Muscular dystrophy in the Cavalier King Charles Spaniel.
A Duchenne Muscular Dystrophy Gene Hot Spot Mutation in Dystrophin-Deficient Cavalier King Charles Spaniels.
A Duchenne Muscular Dystrophy Gene Hot Spot Mutation in Dystrophin-Deficient Cavalier King Charles Spaniels is amenable to Exon 51 Skipping.
In new research published in PLoS ONE on 13th January 2010, veterinary scientists, including Dr Richard Piercy and Gemma Walmsley at the Comparative Neuromuscular Diseases Laboratory of the Royal Veterinary College, have characterized muscular dystrophy in the Cavalier King Charles Spaniel after an affected dog was referred to the Neurology and Neurosurgery Team at the Queen Mother Hospital for Animals.
Duchenne Muscular Dystrophy (DMD) is a painful, debilitating and fatal human genetic muscle disorder. The X-linked condition afflicts 1 in 3500 boys and results from inherited or spontaneous mutations in the dystrophin gene which encodes a structural muscle protein. The disease results in a progressive destruction of skeletal and heart muscles and affected boys are usually wheel-chair bound by their teens and death usually occurs in the twenties following respiratory or heart failure.

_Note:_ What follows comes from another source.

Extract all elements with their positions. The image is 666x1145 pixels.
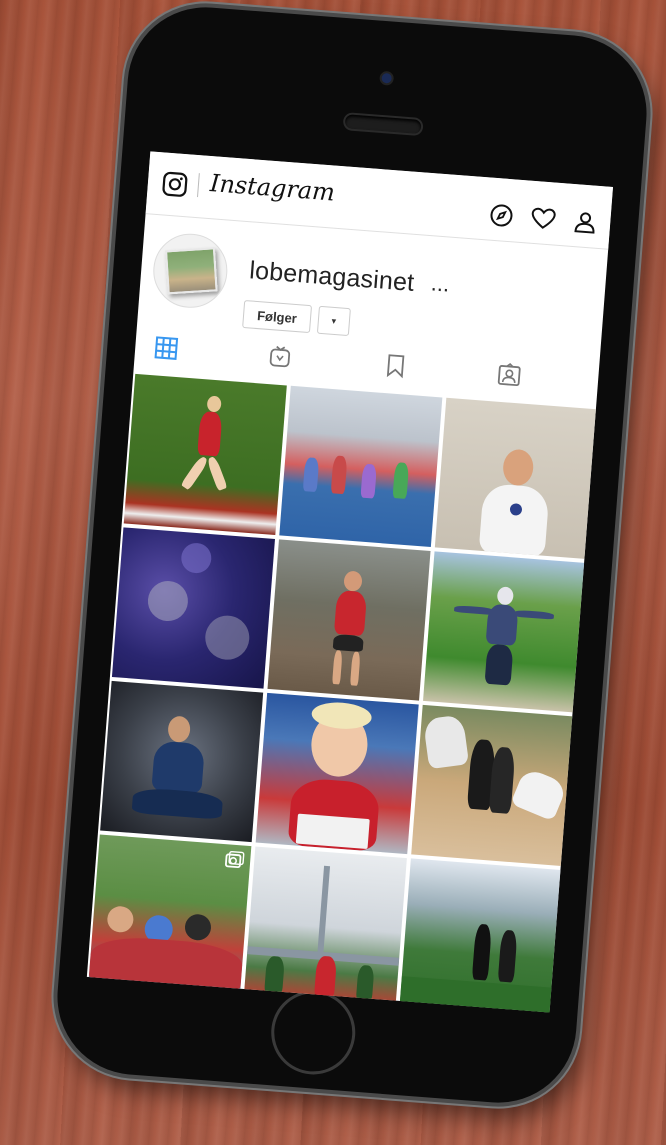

Dystrophinopathies are also the most common cause of muscular dystrophy in dogs and have a similarly severe phenotype to the analogous human condition. The precise genetic mutation has only been determined previously in a small number of breeds. Work performed at the Royal Veterinary College found that the underlying defect in Cavalier King Charles Spaniels is in the region of the dystrophin gene that is most commonly mutated in humans. Also, in collaboration with researchers at University College London and the University of California San Diego, we have characterized the disease in three dogs and demonstrated the feasibility of a therapeutic approach that is predicted to ameliorate the severity of disease in many human patients with DMD.
This research complements ongoing human clinical trials into genetic therapies for muscular dystrophy and has the potential to help dogs and boys afflicted with this devastating disorder.
Dr Richard Piercy is a Senior Lecturer in Equine Medicine and Neurology at the Royal Veterinary College. Gemma Walmsley is a PhD student working in the Comparative Neuromuscular Diseases Laboratory.